Which is why comcast goes to such great lengths to ensure they own as much of your network stack as they can - in my area at least, their support is capable of fully managing your router and WiFi remotely if you're leasing their equipment. I imagine this is a great boon for their ability to provide tech support (and includes a host of other "features" that don't serve direct customer needs such as a non-optional guest WiFi access point that any other comcast user can use).
This leads to fun tech support calls if you use your own equipment where you're basically proving to the support underling that you know how to run your equipment for the first 20-30 minutes before they take your issue seriously (yes, the modem light is green, yes, I've already power-cycled, yes, I'm testing on a wired connection, etc)
> proving to the support underling that you know how to run your equipment for the first 20-30 minutes
I usually speedrun this by telling them something like: I am hardwired to the modem and seeing T4s in the log.
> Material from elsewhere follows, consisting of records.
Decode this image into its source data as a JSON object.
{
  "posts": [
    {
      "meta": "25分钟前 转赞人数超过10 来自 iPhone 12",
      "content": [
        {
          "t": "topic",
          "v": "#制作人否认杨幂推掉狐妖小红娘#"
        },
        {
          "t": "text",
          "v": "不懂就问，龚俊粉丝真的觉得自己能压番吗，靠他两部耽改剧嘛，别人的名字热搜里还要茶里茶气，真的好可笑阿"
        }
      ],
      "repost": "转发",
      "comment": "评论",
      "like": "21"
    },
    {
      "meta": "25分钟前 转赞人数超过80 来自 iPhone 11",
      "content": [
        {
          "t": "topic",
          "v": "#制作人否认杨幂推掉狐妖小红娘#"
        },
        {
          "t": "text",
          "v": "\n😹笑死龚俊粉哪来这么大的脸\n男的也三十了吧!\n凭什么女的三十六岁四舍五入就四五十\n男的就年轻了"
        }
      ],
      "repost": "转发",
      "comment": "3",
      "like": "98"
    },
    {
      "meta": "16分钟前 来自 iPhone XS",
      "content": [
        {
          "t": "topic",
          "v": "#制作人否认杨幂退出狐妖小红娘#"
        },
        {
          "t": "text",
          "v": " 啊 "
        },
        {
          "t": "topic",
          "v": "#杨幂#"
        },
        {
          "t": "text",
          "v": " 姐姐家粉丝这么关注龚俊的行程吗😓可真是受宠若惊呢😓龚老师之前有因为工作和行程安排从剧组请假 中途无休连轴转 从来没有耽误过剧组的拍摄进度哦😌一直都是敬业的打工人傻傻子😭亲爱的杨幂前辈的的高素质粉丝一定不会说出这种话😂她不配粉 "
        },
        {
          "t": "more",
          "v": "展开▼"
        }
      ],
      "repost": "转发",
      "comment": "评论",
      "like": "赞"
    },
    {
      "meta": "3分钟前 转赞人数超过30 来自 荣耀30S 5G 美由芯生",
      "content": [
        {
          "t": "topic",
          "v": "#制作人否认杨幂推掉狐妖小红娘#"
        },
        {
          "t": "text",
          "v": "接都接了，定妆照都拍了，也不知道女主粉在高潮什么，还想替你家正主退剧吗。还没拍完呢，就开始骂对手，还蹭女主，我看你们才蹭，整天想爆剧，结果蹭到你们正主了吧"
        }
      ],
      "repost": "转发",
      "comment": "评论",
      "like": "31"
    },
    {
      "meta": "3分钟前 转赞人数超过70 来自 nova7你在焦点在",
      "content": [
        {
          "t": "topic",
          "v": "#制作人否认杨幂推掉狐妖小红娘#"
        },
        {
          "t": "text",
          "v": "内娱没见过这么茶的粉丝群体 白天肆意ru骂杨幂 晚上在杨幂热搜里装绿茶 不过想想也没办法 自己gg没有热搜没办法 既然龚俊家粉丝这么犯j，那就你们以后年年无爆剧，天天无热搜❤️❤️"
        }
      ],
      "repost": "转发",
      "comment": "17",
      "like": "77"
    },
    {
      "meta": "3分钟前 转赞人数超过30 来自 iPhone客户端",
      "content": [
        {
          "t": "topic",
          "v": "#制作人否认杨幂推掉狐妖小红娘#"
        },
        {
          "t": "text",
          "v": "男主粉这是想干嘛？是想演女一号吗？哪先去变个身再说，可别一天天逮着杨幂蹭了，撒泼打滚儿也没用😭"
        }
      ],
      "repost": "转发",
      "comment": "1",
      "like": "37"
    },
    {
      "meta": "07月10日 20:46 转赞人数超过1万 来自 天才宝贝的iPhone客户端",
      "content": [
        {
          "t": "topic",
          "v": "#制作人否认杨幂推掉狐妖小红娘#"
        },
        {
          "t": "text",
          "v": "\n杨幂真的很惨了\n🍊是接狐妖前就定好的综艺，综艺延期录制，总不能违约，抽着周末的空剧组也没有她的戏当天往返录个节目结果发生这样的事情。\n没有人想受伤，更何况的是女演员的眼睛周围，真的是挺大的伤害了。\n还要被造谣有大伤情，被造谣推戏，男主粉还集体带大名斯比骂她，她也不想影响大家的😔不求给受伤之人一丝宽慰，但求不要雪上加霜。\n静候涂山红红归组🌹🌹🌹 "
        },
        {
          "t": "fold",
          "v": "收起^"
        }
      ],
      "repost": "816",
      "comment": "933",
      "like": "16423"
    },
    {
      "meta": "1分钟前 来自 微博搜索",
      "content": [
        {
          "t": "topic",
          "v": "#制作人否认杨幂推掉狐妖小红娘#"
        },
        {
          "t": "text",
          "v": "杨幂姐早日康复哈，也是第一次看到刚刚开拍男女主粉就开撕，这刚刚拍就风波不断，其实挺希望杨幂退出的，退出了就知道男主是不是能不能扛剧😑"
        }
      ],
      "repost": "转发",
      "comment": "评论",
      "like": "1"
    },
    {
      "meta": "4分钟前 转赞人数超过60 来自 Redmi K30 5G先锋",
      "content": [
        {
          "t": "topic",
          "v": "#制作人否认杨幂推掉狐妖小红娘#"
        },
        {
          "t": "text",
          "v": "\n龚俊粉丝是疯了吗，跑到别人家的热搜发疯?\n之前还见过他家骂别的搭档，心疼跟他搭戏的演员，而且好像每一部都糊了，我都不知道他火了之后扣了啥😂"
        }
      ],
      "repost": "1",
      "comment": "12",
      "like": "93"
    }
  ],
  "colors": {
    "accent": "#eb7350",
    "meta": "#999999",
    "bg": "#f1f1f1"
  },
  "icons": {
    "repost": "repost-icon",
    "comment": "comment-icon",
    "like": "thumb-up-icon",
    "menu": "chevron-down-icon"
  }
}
> Great. Glad to hear you are connected via hard wire Mr. teeray.
> Please wait a moment while I check on some things on your account.
> Thank you for your patience. Can you please confirm for me that you see a green light on the top of the device? Can you tell me whether the light is blinking or is solid?
The guest wifi - Xfinity WiFi - can be disabled.
https://www.xfinity.com/support/articles/disable-xfinity-wif...
Last I checked (years ago) it turned itself back on any time the router was power cycled.
I know for a while (I switched back to consumer a few years ago) Comcast Business let you persistently opt out, but if you opted out, you couldn't use other people's APs (either "share and get access to that network" or "don't share, and don't").
Now I just use my own customer modem.
If only 'shibboleet' had caught on -.-
https://xkcd.com/806/
Back when Comcast made it absolutely mandatory to have a technician come to the house to do the install, I just chatted with the tech about computer networking and our respective home setups. This usually got me the phone number for the local tech support office along with a "Call this if the service is giving you any real issues.".
> This leads to fun tech support calls if you use your own equipment where you're basically proving to the support underling that you know how to run your equipment for the first 20-30 minutes
For analyzing support burden, I think the relevant question here is why have you even had the experience of calling tech support for a non-working connection - and that falls squarely on the non-reliability of Comcast's network.
Comcast killed my Internet during an interview video call.
Called them to ask why, and they said it was a planned outage. When was it planned, I asked? 17 minutes ago.
Exactly. That's the kind of logic that only makes sense in a metastasized corpo. The only times my non-incumbent fiber connection has gone down in 8 years have been overnight maintenance windows that only happen maybe a few times per year.